Information about the execution of death row inmates in Mississippi could be kept secret.
Senate Bill 2237 entitled "Execution Secrecy Bill" passed the Senate Tuesday.
Attorney Gen. Jim Hood approached Senator Joey Fillingane to write the bill in hopes to protect those involved in the execution process from the harassment of protesters and death penalty opponents.
“This Bill attempts to prevent harassing and intimidating innocent people who are merely carrying out their duties as part of their employment in the state of Mississippi,” Fillingane said.
The bill states:
“The identities of all members of the execution team, the supplier or suppliers of lethal injection drugs, and the identities of those witnesses as provided for in Section 99-19-55 (2) shall at all times remain confidential, and the information is exempt from disclosure under the provisions of the Mississippi Public Records Act of 1983.”
Fillingane said the bill is more about protecting the suppliers than the inmates.

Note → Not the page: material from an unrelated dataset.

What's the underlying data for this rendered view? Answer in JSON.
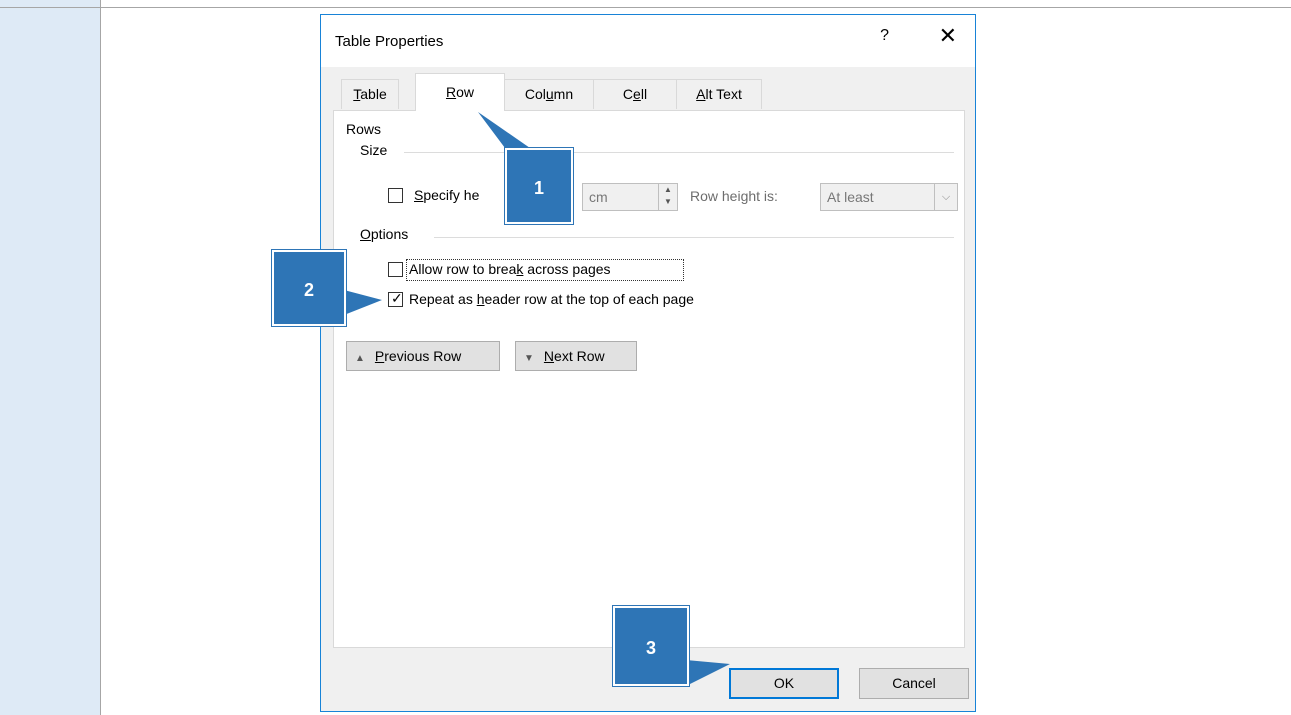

“These are not nice people, these are people that have been convicted by a jury of their peers and sentenced to the death penalty and we are executing that judgment,” Fillingane said. “It will be affected in a way that is efficient, and obviously there are no qualms as to the efficacy of the drugs that are being used.”
Opponents of the bill say there are qualms, and that information about the drugs and the training of the staff should be available to the public.
“I think it’s a red herring just to be frank,” said Charles Irvin, legal director of the American Civil Liberties Union of Mississippi. “Let’s put safety and security to the forefront because people will focus on that instead of focus on the fact that really the bill is designed to take away transparency from the drug companies who are supplying the drugs.”
Irvin said inmates also have a right to protection.
“Public records should not be removed from this process because how else can we find out how the execution takes place and what steps are being taken to carry out a successful execution and ensure that its important with the 8th amendment,” Irvin said.
Similar legislation has been passed in Oklahoma, Georgia and Arkansas.